La ciudad de Lackawanna, al sur de Buffalo, una zona minera de extracción de acero, ya estaba muerta años antes de que encerraran a Kurtz. Sin embargo, al conducir hacia el sur por la autopista elevada, se sintió como si estuviera en mitad de una película de ciencia ficción ambientada en algún desierto planeta industrial. Bajo el asfalto, se sucedían kilómetros y kilómetros de oscuras y vacías fundiciones, fabricas, almacenes de ladrillos ennegrecidos, vías de tren, maquinaria oxidada, chimeneas de las que no salía humo y viviendas prefabricadas abandonadas. O al menos Kurtz esperaba que aquellas sombrías chabolas a ambos lados de las calles oscuras bajo las farolas fundidas estuvieran realmente abandonadas.

Tomó una de las salidas de la autopista, avanzó por varias manzanas de cobertizos rodeados de altas alambradas, y se bajó un instante del coche para abrir el portón sin cerrojo de la alambrada exterior de una de las grises fábricas. Una vez dentro, tras cerrar la enorme puerta de entrada tras de sí, condujo hasta el extremo opuesto de un aparcamiento pensado para albergar seis o siete mil coches. Sin embargo, allí solo había otro vehículo a la vista aparte del suyo; una camioneta Ford vieja y oxidada con un remolque anclado detrás. Kurtz aparcó el Buick de Arlene a su lado y recorrió a pie la oscura y larga travesía hacia la planta principal de la fundición.

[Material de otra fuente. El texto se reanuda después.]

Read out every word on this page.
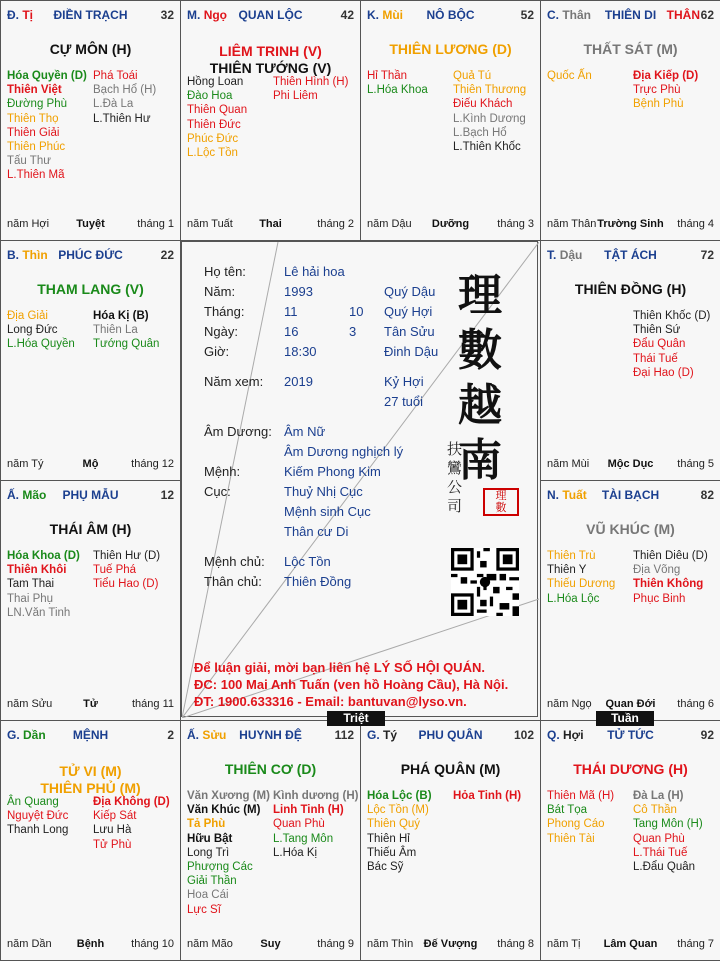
Đ. Tị	ĐIỀN TRẠCH	32
CỰ MÔN (H)
Hóa Quyền (D)
Thiên Việt
Đường Phù
Thiên Thọ
Thiên Giải
Thiên Phúc
Tấu Thư
L.Thiên Mã
Phá Toái
Bạch Hổ (H)
L.Đà La
L.Thiên Hư
năm Hợi	Tuyệt	tháng 1
M. Ngọ QUAN LỘC	42
LIÊM TRINH (V)
THIÊN TƯỚNG (V)
Hồng Loan
Đào Hoa
Thiên Quan
Thiên Đức
Phúc Đức
L.Lộc Tồn
Thiên Hình (H)
Phi Liêm
năm Tuất	Thai	tháng 2
K. Mùi	NÔ BỘC	52
THIÊN LƯƠNG (D)
Hỉ Thần
L.Hóa Khoa
Quả Tú
Thiên Thương
Điếu Khách
L.Kình Dương
L.Bạch Hổ
L.Thiên Khốc
năm Dậu	Dưỡng	tháng 3
C. Thân	THIÊN DI THÂN 62
THẤT SÁT (M)
Quốc Ấn	Địa Kiếp (D)
Trực Phù
Bệnh Phù
năm Thân Trường Sinh	tháng 4
T. Dậu	TẬT ÁCH	72
THIÊN ĐỒNG (H)
Thiên Khốc (D)
Thiên Sứ
Đẩu Quân
Thái Tuế
Đại Hao (D)
năm Mùi	Mộc Dục	tháng 5
N. Tuất	TÀI BẠCH	82
VŨ KHÚC (M)
Thiên Trù
Thiên Y
Thiếu Dương
L.Hóa Lộc
Thiên Diêu (D)
Địa Võng
Thiên Không
Phục Binh
năm Ngọ	Quan Đới	tháng 6
Q. Hợi	TỬ TỨC	92
THÁI DƯƠNG (H)
Thiên Mã (H)
Bát Tọa
Phong Cáo
Thiên Tài
Đà La (H)
Cô Thần
Tang Môn (H)
Quan Phù
L.Thái Tuế
L.Đẩu Quân
năm Tị	Lâm Quan	tháng 7
G. Tý	PHU QUÂN	102
PHÁ QUÂN (M)
Hóa Lộc (B)
Lộc Tồn (M)
Thiên Quý
Thiên Hỉ
Thiếu Âm
Bác Sỹ
Hỏa Tinh (H)
năm Thìn Đế Vượng	tháng 8
Ấ. Sửu	HUYNH ĐỆ	112
THIÊN CƠ (D)
Văn Xương (M)
Văn Khúc (M)
Tả Phù
Hữu Bật
Long Trì
Phượng Các
Giải Thần
Hoa Cái
Lực Sĩ
Kình dương (H)
Linh Tinh (H)
Quan Phù
L.Tang Môn
L.Hóa Kị
năm Mão	Suy	tháng 9
G. Dần	MỆNH	2
TỬ VI (M)
THIÊN PHỦ (M)
Ân Quang
Nguyệt Đức
Thanh Long
Địa Không (D)
Kiếp Sát
Lưu Hà
Tử Phù
năm Dần	Bệnh	tháng 10
Ấ. Mão	PHỤ MẪU	12
THÁI ÂM (H)
Hóa Khoa (D)
Thiên Khôi
Tam Thai
Thai Phụ
LN.Văn Tinh
Thiên Hư (D)
Tuế Phá
Tiểu Hao (D)
năm Sửu	Tử	tháng 11
B. Thìn PHÚC ĐỨC	22
THAM LANG (V)
Địa Giải
Long Đức
L.Hóa Quyền
Hóa Kị (B)
Thiên La
Tướng Quân
năm Tý	Mộ	tháng 12
Họ tên:	Lê hải hoa
Năm:	1993	Quý Dậu
Tháng:	11	10 Quý Hợi
Ngày:	16	3 Tân Sửu
Giờ:	18:30	Đinh Dậu
Năm xem: 2019	Kỷ Hợi
27 tuổi
Âm Dương: Âm Nữ
Âm Dương nghịch lý
Mệnh:	Kiếm Phong Kim
Cục:	Thuỷ Nhị Cục
Mệnh sinh Cục
Thân cư Di
Mệnh chủ: Lộc Tồn
Thân chủ: Thiên Đồng
Để luận giải, mời bạn liên hệ LÝ SỐ HỘI QUÁN.
ĐC: 100 Mai Anh Tuấn (ven hồ Hoàng Cầu), Hà Nội.
ĐT: 1900.633316 - Email: bantuvan@lyso.vn.
理
數
越
南
扶
鸞
公
司
理
數
Triệt	Tuần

La puerta delantera estaba abierta de par en par. El eco devolvía el sonido de las pisadas de Kurtz en su discurrir junto a escombreras, frías chimeneas, crisoles tan grandes como casas, caballetes, grúas, y una multitud de objetos oxidados que fue incapaz de identificar. La única iluminación provenía de varias luces amarillas de emergencia que parpadeaban ocasionalmente.

Kurtz se detuvo bajo lo que fue una vez la sala de control, a unos nueve metros sobre el suelo. Una luz tenue iluminaba tres de los cuatro cristales de la cabina. Un viejo se asomó por la balaustrada de metal.

—¡Sube! —gritó.

Kurtz ascendió por las escaleras de acero.

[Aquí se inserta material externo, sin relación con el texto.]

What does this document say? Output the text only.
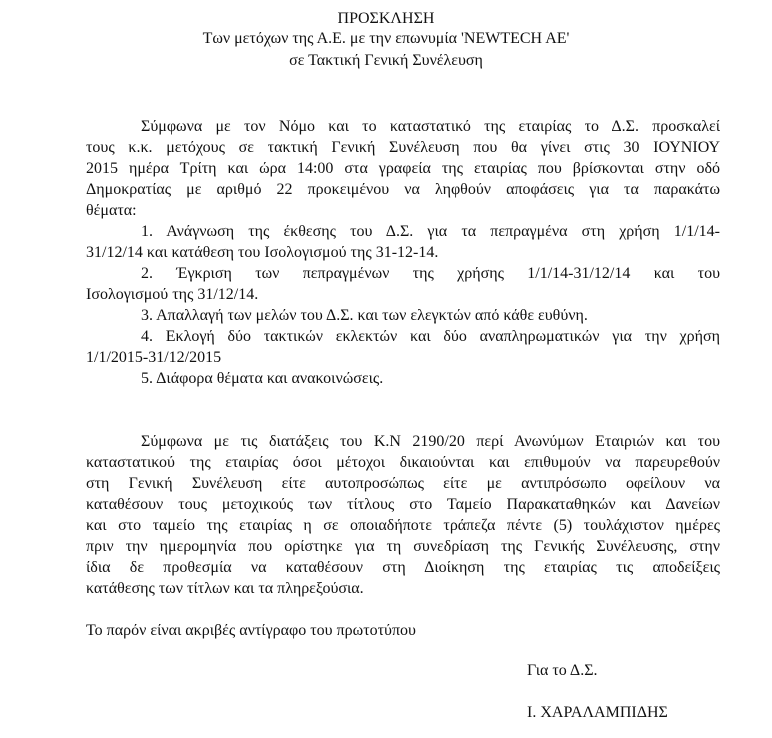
ΠΡΟΣΚΛΗΣΗ
Των μετόχων της Α.Ε. με την επωνυμία 'NEWTECH AE'
σε Τακτική Γενική Συνέλευση
Σύμφωνα με τον Νόμο και το καταστατικό της εταιρίας το Δ.Σ. προσκαλεί
τους κ.κ. μετόχους σε τακτική Γενική Συνέλευση που θα γίνει στις 30 ΙΟΥΝΙΟΥ
2015 ημέρα Τρίτη και ώρα 14:00 στα γραφεία της εταιρίας που βρίσκονται στην οδό
Δημοκρατίας με αριθμό 22 προκειμένου να ληφθούν αποφάσεις για τα παρακάτω
θέματα:
1. Ανάγνωση της έκθεσης του Δ.Σ. για τα πεπραγμένα στη χρήση 1/1/14-
31/12/14 και κατάθεση του Ισολογισμού της 31-12-14.
2. Έγκριση των πεπραγμένων της χρήσης 1/1/14-31/12/14 και του
Ισολογισμού της 31/12/14.
3. Απαλλαγή των μελών του Δ.Σ. και των ελεγκτών από κάθε ευθύνη.
4. Εκλογή δύο τακτικών εκλεκτών και δύο αναπληρωματικών για την χρήση
1/1/2015-31/12/2015
5. Διάφορα θέματα και ανακοινώσεις.
Σύμφωνα με τις διατάξεις του Κ.Ν 2190/20 περί Ανωνύμων Εταιριών και του
καταστατικού της εταιρίας όσοι μέτοχοι δικαιούνται και επιθυμούν να παρευρεθούν
στη Γενική Συνέλευση είτε αυτοπροσώπως είτε με αντιπρόσωπο οφείλουν να
καταθέσουν τους μετοχικούς των τίτλους στο Ταμείο Παρακαταθηκών και Δανείων
και στο ταμείο της εταιρίας η σε οποιαδήποτε τράπεζα πέντε (5) τουλάχιστον ημέρες
πριν την ημερομηνία που ορίστηκε για τη συνεδρίαση της Γενικής Συνέλευσης, στην
ίδια δε προθεσμία να καταθέσουν στη Διοίκηση της εταιρίας τις αποδείξεις
κατάθεσης των τίτλων και τα πληρεξούσια.
Το παρόν είναι ακριβές αντίγραφο του πρωτοτύπου
Για το Δ.Σ.
Ι. ΧΑΡΑΛΑΜΠΙΔΗΣ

—¡Eh, Doc! —saludó Kurtz al entrar en la sala escasamente iluminada donde estaba el hombre.

—¿Cómo va eso, Kurtz? —dijo Doc. El viejo había entrado mucho tiempo atrás en ese espacio temporal indeterminado en el que caen muchos hombres a los que es imposible adivinarles su verdadera edad. Desde luego, tenía más de sesenta y cinco años, aunque posiblemente menos de ochenta y cinco.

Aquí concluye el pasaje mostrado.